Metaphors such as “the right gene in the right place for the right development” need no comment. The genome-wide GC asymmetry of duplicated genes described in this paper points to the importance of position effects for the “right” evolution as well. In this regard, our own species having the most spectacularly isochoric and methylated genome notably outruns the others; even the orthologous gene pairs of other mammalian species (mouse and rat, for example) are less asymmetrical (Fig. 6). We suggest that, among other possibilities, this highest GC asymmetry combined with epigenetic differentiation of young gene duplicates (Rodin and Riggs 2003) might have been established in the human lineage of evolution as a kind of “internal compensation” (Rodin 1991; Ratner et al. 1996) for small effective population size and long development.

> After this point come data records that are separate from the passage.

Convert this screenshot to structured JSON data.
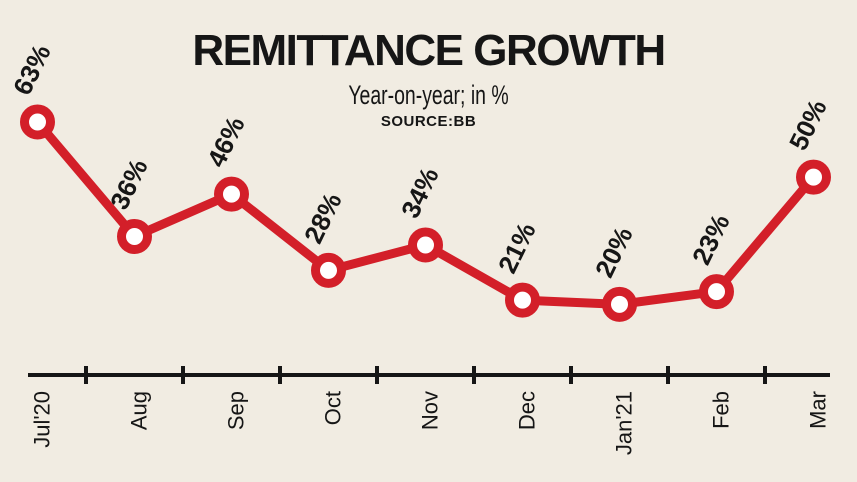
{
  "header": {
    "title": "REMITTANCE GROWTH",
    "subtitle": "Year-on-year; in %",
    "source": "SOURCE:BB"
  },
  "colors": {
    "background": "#F1ECE2",
    "line": "#D31F29",
    "marker_fill": "#FFFFFF",
    "text": "#161616"
  },
  "chart_data": {
    "type": "line",
    "title": "REMITTANCE GROWTH",
    "subtitle": "Year-on-year; in %",
    "source": "SOURCE:BB",
    "series_name": "Remittance growth, year-on-year",
    "categories": [
      "Jul'20",
      "Aug",
      "Sep",
      "Oct",
      "Nov",
      "Dec",
      "Jan'21",
      "Feb",
      "Mar"
    ],
    "values": [
      63,
      36,
      46,
      28,
      34,
      21,
      20,
      23,
      50
    ],
    "unit": "%",
    "xlabel": "",
    "ylabel": "",
    "ylim": [
      0,
      70
    ],
    "grid": false,
    "legend": false,
    "y_axis_shown": false,
    "marker": "open-circle",
    "value_label_rotation": -64,
    "x_tick_label_rotation": -90
  }
}
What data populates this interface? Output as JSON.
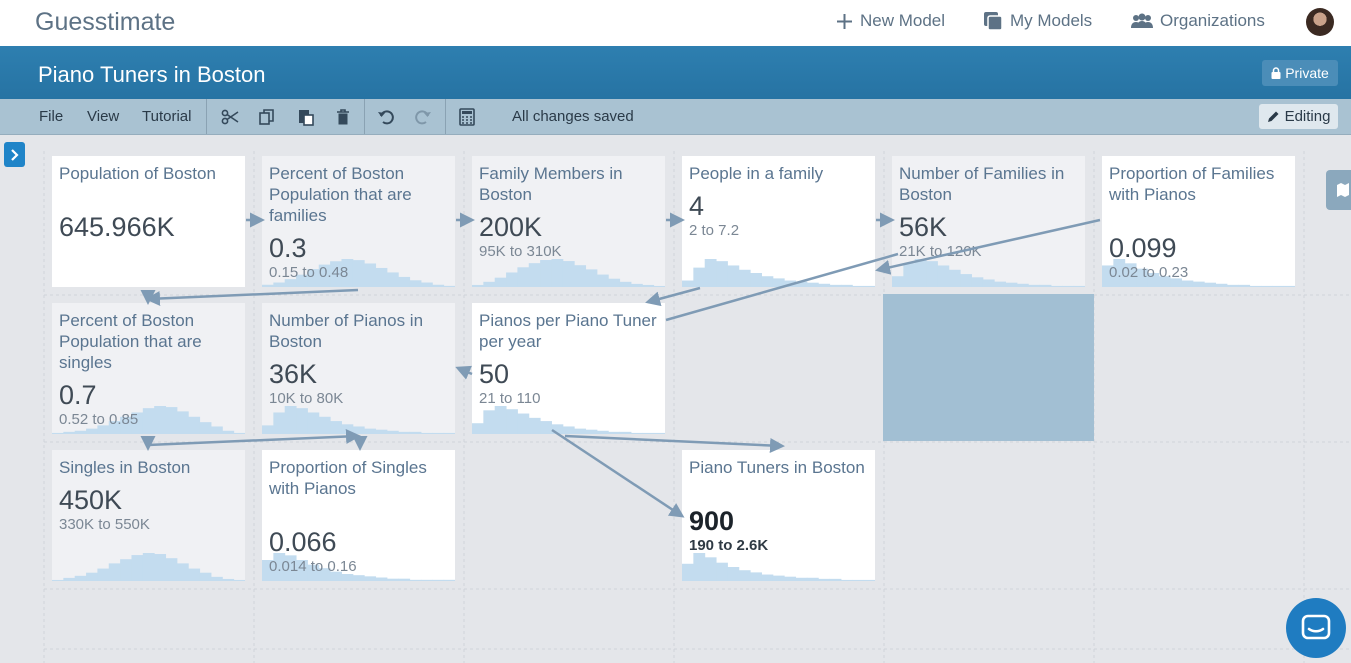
{
  "app": {
    "logo": "Guesstimate"
  },
  "nav": {
    "new_model": "New Model",
    "my_models": "My Models",
    "organizations": "Organizations"
  },
  "model": {
    "title": "Piano Tuners in Boston",
    "privacy": "Private"
  },
  "toolbar": {
    "file": "File",
    "view": "View",
    "tutorial": "Tutorial",
    "status": "All changes saved",
    "editing": "Editing"
  },
  "colors": {
    "accent": "#2673a3",
    "histogram": "#c3dcef",
    "arrow": "#7f9bb5"
  },
  "cards": [
    {
      "name": "Population of Boston",
      "value": "645.966K",
      "range": "",
      "hist": []
    },
    {
      "name": "Percent of Boston Population that are families",
      "value": "0.3",
      "range": "0.15 to 0.48",
      "hist": [
        2,
        4,
        7,
        11,
        16,
        20,
        23,
        25,
        24,
        21,
        17,
        13,
        9,
        6,
        4,
        2,
        1
      ]
    },
    {
      "name": "Family Members in Boston",
      "value": "200K",
      "range": "95K to 310K",
      "hist": [
        2,
        5,
        9,
        14,
        19,
        23,
        26,
        27,
        25,
        21,
        17,
        12,
        8,
        5,
        3,
        2,
        1
      ]
    },
    {
      "name": "People in a family",
      "value": "4",
      "range": "2 to 7.2",
      "hist": [
        6,
        18,
        26,
        24,
        20,
        16,
        13,
        10,
        8,
        6,
        5,
        4,
        3,
        2,
        2,
        1,
        1
      ]
    },
    {
      "name": "Number of Families in Boston",
      "value": "56K",
      "range": "21K to 120K",
      "hist": [
        10,
        22,
        26,
        24,
        20,
        16,
        12,
        9,
        7,
        5,
        4,
        3,
        2,
        2,
        1,
        1,
        1
      ]
    },
    {
      "name": "Proportion of Families with Pianos",
      "value": "0.099",
      "range": "0.02 to 0.23",
      "hist": [
        20,
        26,
        22,
        17,
        13,
        10,
        8,
        6,
        5,
        4,
        3,
        2,
        2,
        1,
        1,
        1,
        1
      ]
    },
    {
      "name": "Percent of Boston Population that are singles",
      "value": "0.7",
      "range": "0.52 to 0.85",
      "hist": [
        1,
        2,
        3,
        5,
        8,
        12,
        16,
        20,
        24,
        26,
        25,
        21,
        16,
        11,
        7,
        3,
        1
      ]
    },
    {
      "name": "Number of Pianos in Boston",
      "value": "36K",
      "range": "10K to 80K",
      "hist": [
        8,
        20,
        26,
        24,
        20,
        16,
        12,
        9,
        7,
        5,
        4,
        3,
        2,
        2,
        1,
        1,
        1
      ]
    },
    {
      "name": "Pianos per Piano Tuner per year",
      "value": "50",
      "range": "21 to 110",
      "hist": [
        10,
        22,
        26,
        23,
        19,
        15,
        12,
        9,
        7,
        5,
        4,
        3,
        2,
        2,
        1,
        1,
        1
      ]
    },
    {
      "name": "Singles in Boston",
      "value": "450K",
      "range": "330K to 550K",
      "hist": [
        1,
        3,
        5,
        8,
        12,
        17,
        21,
        25,
        27,
        26,
        22,
        17,
        12,
        8,
        4,
        2,
        1
      ]
    },
    {
      "name": "Proportion of Singles with Pianos",
      "value": "0.066",
      "range": "0.014 to 0.16",
      "hist": [
        18,
        24,
        22,
        18,
        14,
        11,
        8,
        6,
        5,
        4,
        3,
        2,
        2,
        1,
        1,
        1,
        1
      ]
    },
    {
      "name": "Piano Tuners in Boston",
      "value": "900",
      "range": "190 to 2.6K",
      "hist": [
        16,
        26,
        22,
        17,
        13,
        10,
        8,
        6,
        5,
        4,
        3,
        3,
        2,
        2,
        1,
        1,
        1
      ]
    }
  ]
}
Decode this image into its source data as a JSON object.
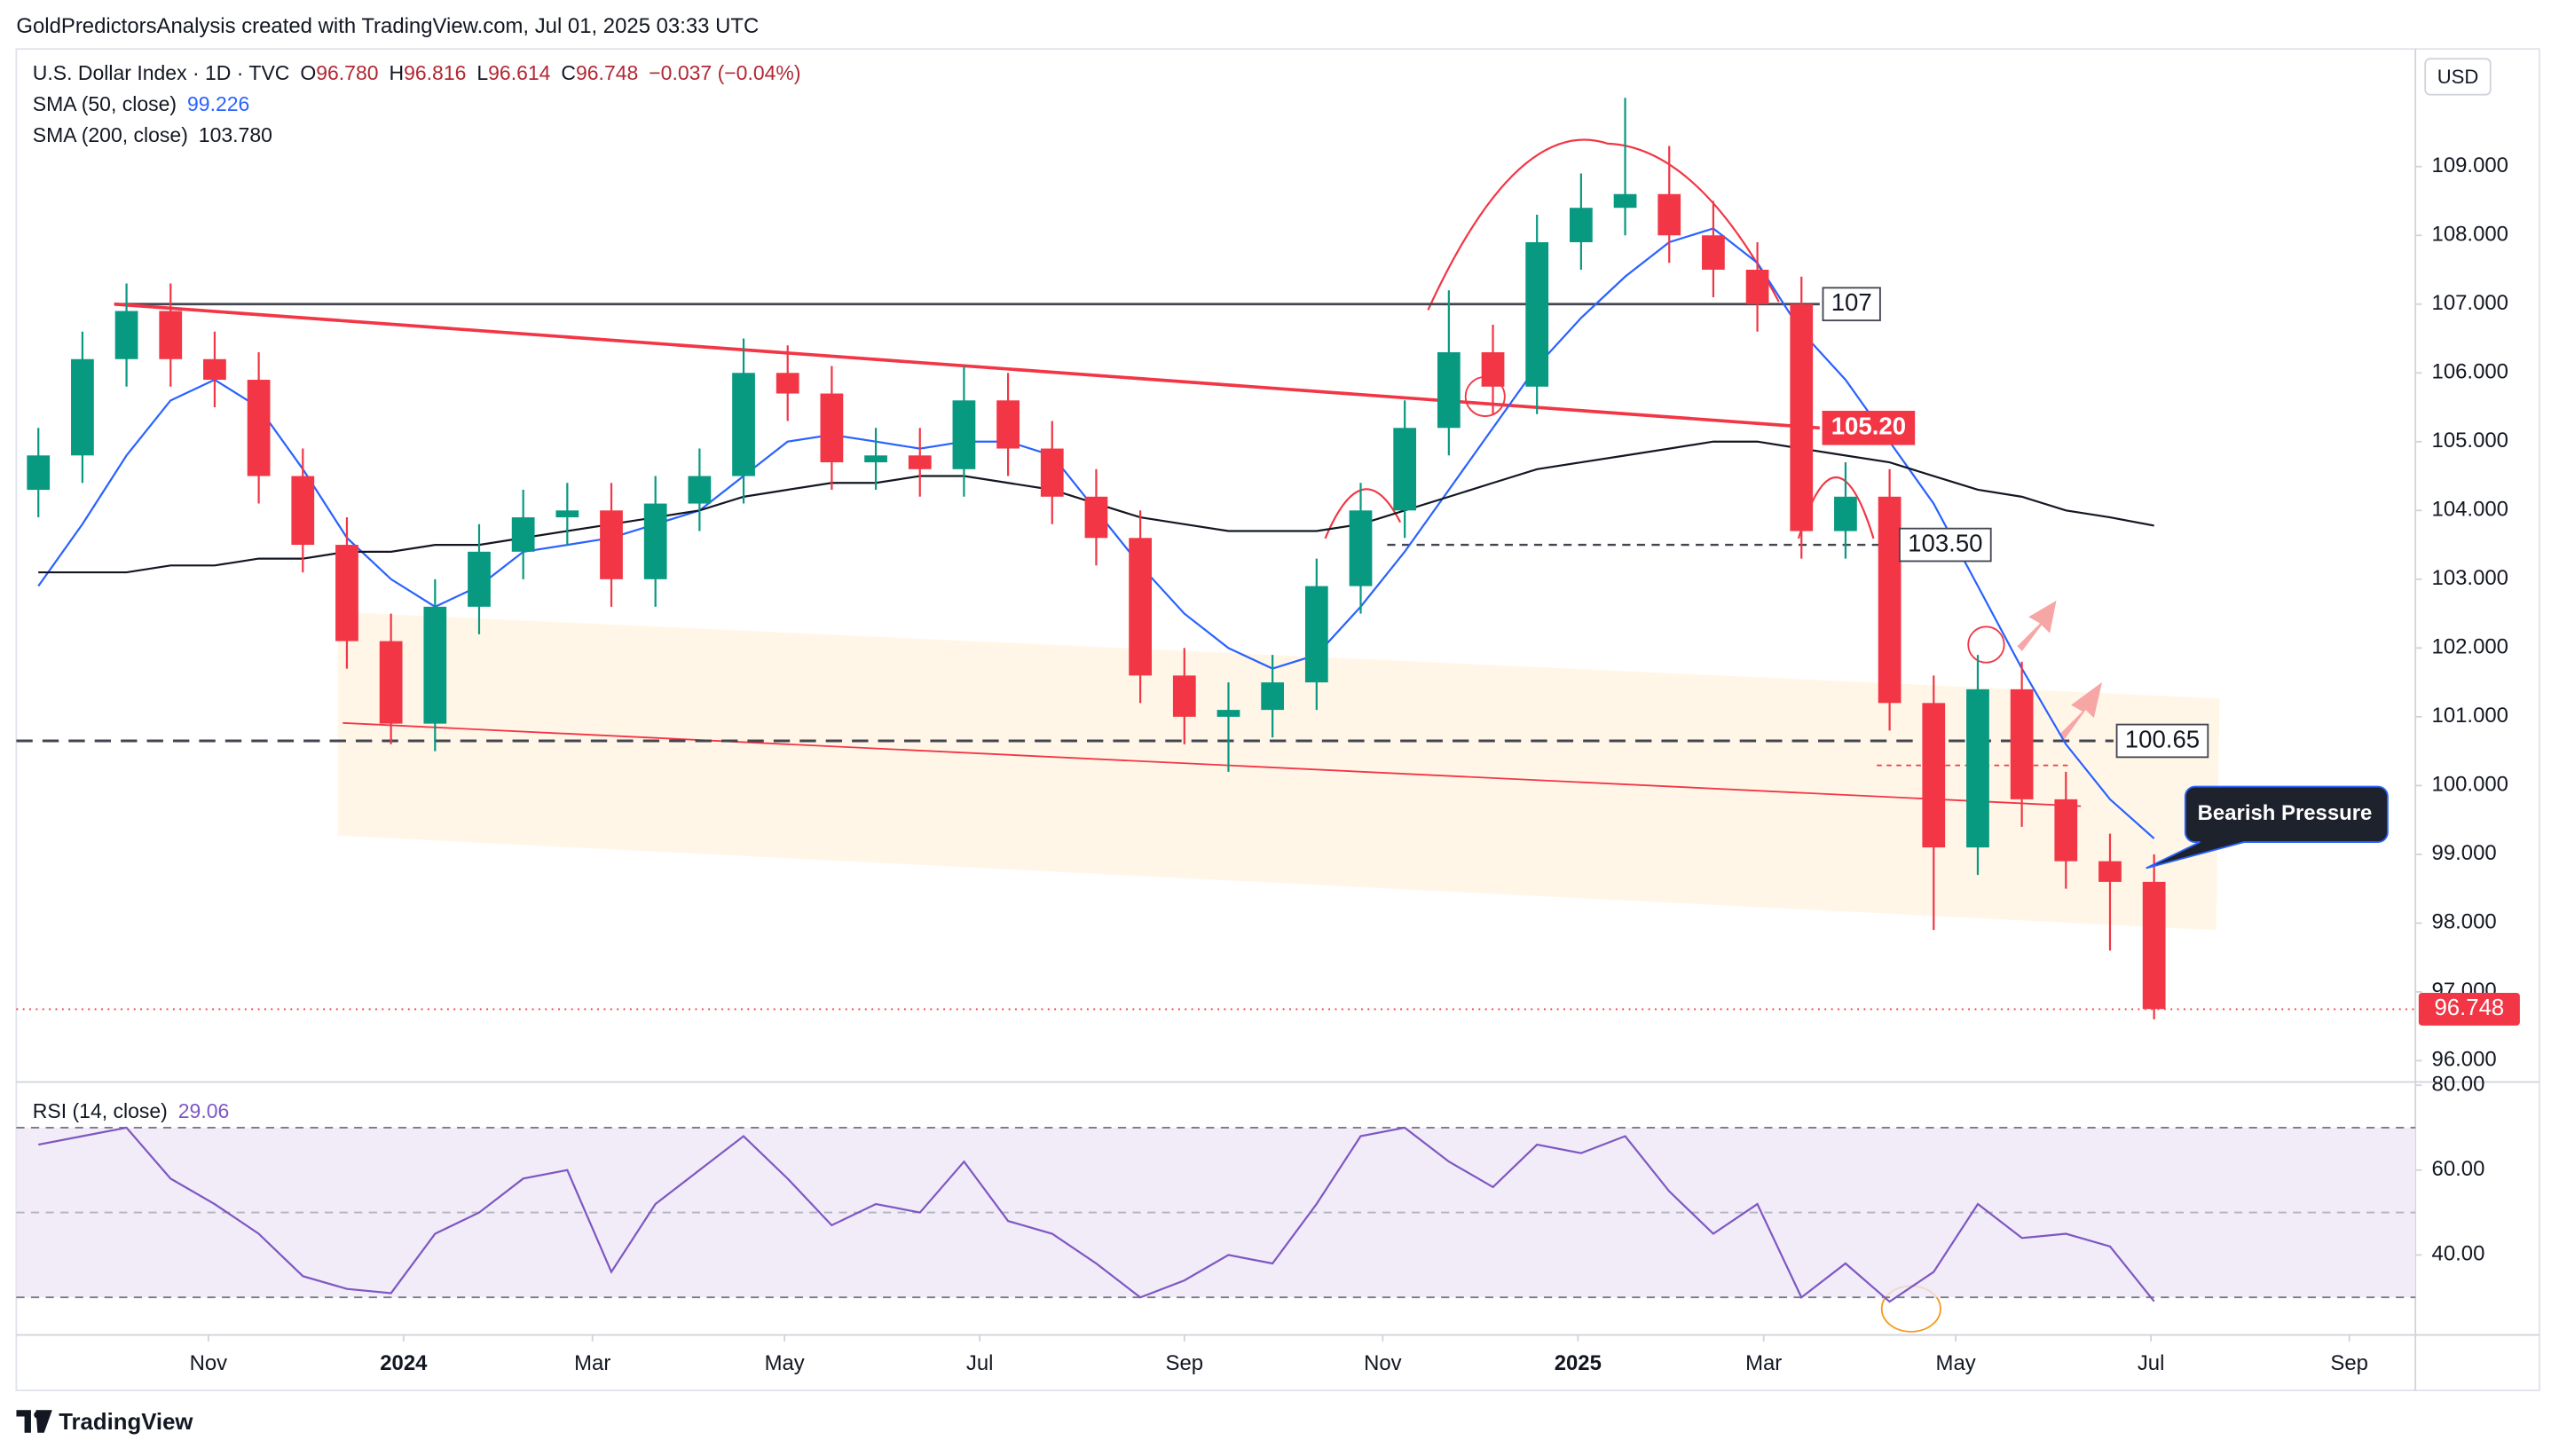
{
  "header": {
    "author_line": "GoldPredictorsAnalysis created with TradingView.com, Jul 01, 2025 03:33 UTC"
  },
  "chart_data": {
    "type": "candlestick",
    "symbol": "U.S. Dollar Index · 1D · TVC",
    "ohlc_labels": [
      "O",
      "H",
      "L",
      "C"
    ],
    "ohlc_values": [
      "96.780",
      "96.816",
      "96.614",
      "96.748"
    ],
    "change": "−0.037 (−0.04%)",
    "currency": "USD",
    "up_color": "#089981",
    "down_color": "#f23645",
    "x": [
      7,
      21,
      35,
      49,
      63,
      77,
      91,
      105,
      119,
      133,
      147,
      161,
      175,
      189,
      203,
      217,
      231,
      245,
      259,
      273,
      287,
      301,
      315,
      329,
      343,
      357,
      371,
      385,
      399,
      413,
      427,
      441,
      455,
      469,
      483,
      497,
      511,
      525,
      539,
      553,
      567,
      581,
      595,
      609,
      623,
      637,
      651,
      665,
      679
    ],
    "open": [
      104.3,
      104.8,
      106.2,
      106.9,
      106.2,
      105.9,
      104.5,
      103.5,
      102.1,
      100.9,
      102.6,
      103.4,
      103.9,
      104.0,
      103.0,
      104.1,
      104.5,
      106.0,
      105.7,
      104.7,
      104.8,
      104.6,
      105.6,
      104.9,
      104.2,
      103.6,
      101.6,
      101.0,
      101.1,
      101.5,
      102.9,
      104.0,
      105.2,
      106.3,
      105.8,
      107.9,
      108.4,
      108.6,
      108.0,
      107.5,
      107.0,
      103.7,
      104.2,
      101.2,
      99.1,
      101.4,
      99.8,
      98.9,
      98.6
    ],
    "high": [
      105.2,
      106.6,
      107.3,
      107.3,
      106.6,
      106.3,
      104.9,
      103.9,
      102.5,
      103.0,
      103.8,
      104.3,
      104.4,
      104.4,
      104.5,
      104.9,
      106.5,
      106.4,
      106.1,
      105.2,
      105.2,
      106.1,
      106.0,
      105.3,
      104.6,
      104.0,
      102.0,
      101.5,
      101.9,
      103.3,
      104.4,
      105.6,
      107.2,
      106.7,
      108.3,
      108.9,
      110.0,
      109.3,
      108.5,
      107.9,
      107.4,
      104.7,
      104.6,
      101.6,
      101.9,
      101.8,
      100.2,
      99.3,
      99.0
    ],
    "low": [
      103.9,
      104.4,
      105.8,
      105.8,
      105.5,
      104.1,
      103.1,
      101.7,
      100.6,
      100.5,
      102.2,
      103.0,
      103.5,
      102.6,
      102.6,
      103.7,
      104.1,
      105.3,
      104.3,
      104.3,
      104.2,
      104.2,
      104.5,
      103.8,
      103.2,
      101.2,
      100.6,
      100.2,
      100.7,
      101.1,
      102.5,
      103.6,
      104.8,
      105.4,
      105.4,
      107.5,
      108.0,
      107.6,
      107.1,
      106.6,
      103.3,
      103.3,
      100.8,
      97.9,
      98.7,
      99.4,
      98.5,
      97.6,
      96.6
    ],
    "close": [
      104.8,
      106.2,
      106.9,
      106.2,
      105.9,
      104.5,
      103.5,
      102.1,
      100.9,
      102.6,
      103.4,
      103.9,
      104.0,
      103.0,
      104.1,
      104.5,
      106.0,
      105.7,
      104.7,
      104.8,
      104.6,
      105.6,
      104.9,
      104.2,
      103.6,
      101.6,
      101.0,
      101.1,
      101.5,
      102.9,
      104.0,
      105.2,
      106.3,
      105.8,
      107.9,
      108.4,
      108.6,
      108.0,
      107.5,
      107.0,
      103.7,
      104.2,
      101.2,
      99.1,
      101.4,
      99.8,
      98.9,
      98.6,
      96.75
    ],
    "xlim": [
      0,
      762
    ],
    "xticks": [
      {
        "value": 61,
        "label": "Nov"
      },
      {
        "value": 123,
        "label": "2024"
      },
      {
        "value": 183,
        "label": "Mar"
      },
      {
        "value": 244,
        "label": "May"
      },
      {
        "value": 306,
        "label": "Jul"
      },
      {
        "value": 371,
        "label": "Sep"
      },
      {
        "value": 434,
        "label": "Nov"
      },
      {
        "value": 496,
        "label": "2025"
      },
      {
        "value": 555,
        "label": "Mar"
      },
      {
        "value": 616,
        "label": "May"
      },
      {
        "value": 678,
        "label": "Jul"
      },
      {
        "value": 741,
        "label": "Sep"
      }
    ],
    "ylim": [
      95.69,
      110.71
    ],
    "yticks": [
      {
        "value": 96,
        "label": "96.000"
      },
      {
        "value": 97,
        "label": "97.000"
      },
      {
        "value": 98,
        "label": "98.000"
      },
      {
        "value": 99,
        "label": "99.000"
      },
      {
        "value": 100,
        "label": "100.000"
      },
      {
        "value": 101,
        "label": "101.000"
      },
      {
        "value": 102,
        "label": "102.000"
      },
      {
        "value": 103,
        "label": "103.000"
      },
      {
        "value": 104,
        "label": "104.000"
      },
      {
        "value": 105,
        "label": "105.000"
      },
      {
        "value": 106,
        "label": "106.000"
      },
      {
        "value": 107,
        "label": "107.000"
      },
      {
        "value": 108,
        "label": "108.000"
      },
      {
        "value": 109,
        "label": "109.000"
      }
    ],
    "last_price": {
      "value": 96.748,
      "label": "96.748"
    },
    "overlays": [
      {
        "name": "SMA (50, close)",
        "value_label": "99.226",
        "color": "#2962ff",
        "values": [
          102.9,
          103.8,
          104.8,
          105.6,
          105.9,
          105.5,
          104.6,
          103.6,
          103.0,
          102.6,
          102.9,
          103.4,
          103.5,
          103.6,
          103.8,
          104.0,
          104.5,
          105.0,
          105.1,
          105.0,
          104.9,
          105.0,
          105.0,
          104.8,
          104.0,
          103.2,
          102.5,
          102.0,
          101.7,
          101.9,
          102.6,
          103.4,
          104.3,
          105.2,
          106.1,
          106.8,
          107.4,
          107.9,
          108.1,
          107.6,
          106.6,
          105.9,
          105.0,
          104.1,
          102.9,
          101.7,
          100.6,
          99.8,
          99.23
        ]
      },
      {
        "name": "SMA (200, close)",
        "value_label": "103.780",
        "color": "#131722",
        "values": [
          103.1,
          103.1,
          103.1,
          103.2,
          103.2,
          103.3,
          103.3,
          103.4,
          103.4,
          103.5,
          103.5,
          103.6,
          103.7,
          103.8,
          103.9,
          104.0,
          104.2,
          104.3,
          104.4,
          104.4,
          104.5,
          104.5,
          104.4,
          104.3,
          104.1,
          103.9,
          103.8,
          103.7,
          103.7,
          103.7,
          103.8,
          104.0,
          104.2,
          104.4,
          104.6,
          104.7,
          104.8,
          104.9,
          105.0,
          105.0,
          104.9,
          104.8,
          104.7,
          104.5,
          104.3,
          104.2,
          104.0,
          103.9,
          103.78
        ]
      }
    ],
    "levels": [
      {
        "value": 107,
        "label": "107"
      },
      {
        "value": 105.2,
        "label": "105.20"
      },
      {
        "value": 103.5,
        "label": "103.50"
      },
      {
        "value": 100.65,
        "label": "100.65"
      }
    ],
    "annotation": "Bearish Pressure",
    "rsi": {
      "name": "RSI (14, close)",
      "value_label": "29.06",
      "color": "#7e57c2",
      "values": [
        66,
        68,
        70,
        58,
        52,
        45,
        35,
        32,
        31,
        45,
        50,
        58,
        60,
        36,
        52,
        60,
        68,
        58,
        47,
        52,
        50,
        62,
        48,
        45,
        38,
        30,
        34,
        40,
        38,
        52,
        68,
        70,
        62,
        56,
        66,
        64,
        68,
        55,
        45,
        52,
        30,
        38,
        29,
        36,
        52,
        44,
        45,
        42,
        29.06
      ],
      "ylim": [
        21.15,
        80
      ],
      "yticks": [
        {
          "value": 40,
          "label": "40.00"
        },
        {
          "value": 60,
          "label": "60.00"
        },
        {
          "value": 80,
          "label": "80.00"
        }
      ],
      "band": [
        30,
        70
      ],
      "midline": 50
    }
  },
  "footer": {
    "brand": "TradingView"
  }
}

In conclusion, despite almost common expectations, comparative genome studies reveal that the number of genes is not commensurate with the phenotypic complexity of organisms. Of course, this G-value paradox (Hahn and Wray 2002; Betran and Long 2002) does not disprove the classic idea of progressive evolution by gene duplication but, rather, readdresses its direct application. Emerging evidence indicates that indeed it is not the total number of genes, but rather the diversity of their expression patterns, which correlates with organismal complexity. The expression diversity in turn depends on (i) the number of those genes that encode transcriptional factors and, accordingly, (ii) the number of their cis-control elements—promoters, enhancers, silencers, etc (Levine and Tjian 2003). Importantly, this source of functional diversity as well as exon reshuffling and alternative splicing (Baltimore 2001; Graveley 2001) are each, in one way or another, based on DNA duplications. We will next undertake a detailed analysis of the mutational and positional asymmetry in multigene families that are directly involved in the regulation of gene expression.

Note in proof. After acceptance of this paper, we found that shortly before its submission, K. Jabbari, E. Rayko, and G. Bernardi hypothesized that GC asymmetry of many gene duplicates in the human genome might reflect their ancient translocations in the GC-rich ancestral genome core in contrast to our results suggesting that these would usually be AT-rich isochores. These two hypotheses actually complement rather than exclude each other because most of the gene duplications analyzed by Jabbari et al. (2003) have occurred long before the transition from cold- to warm-blood vertebrates, while our interpretation referes to relatively young duplicates.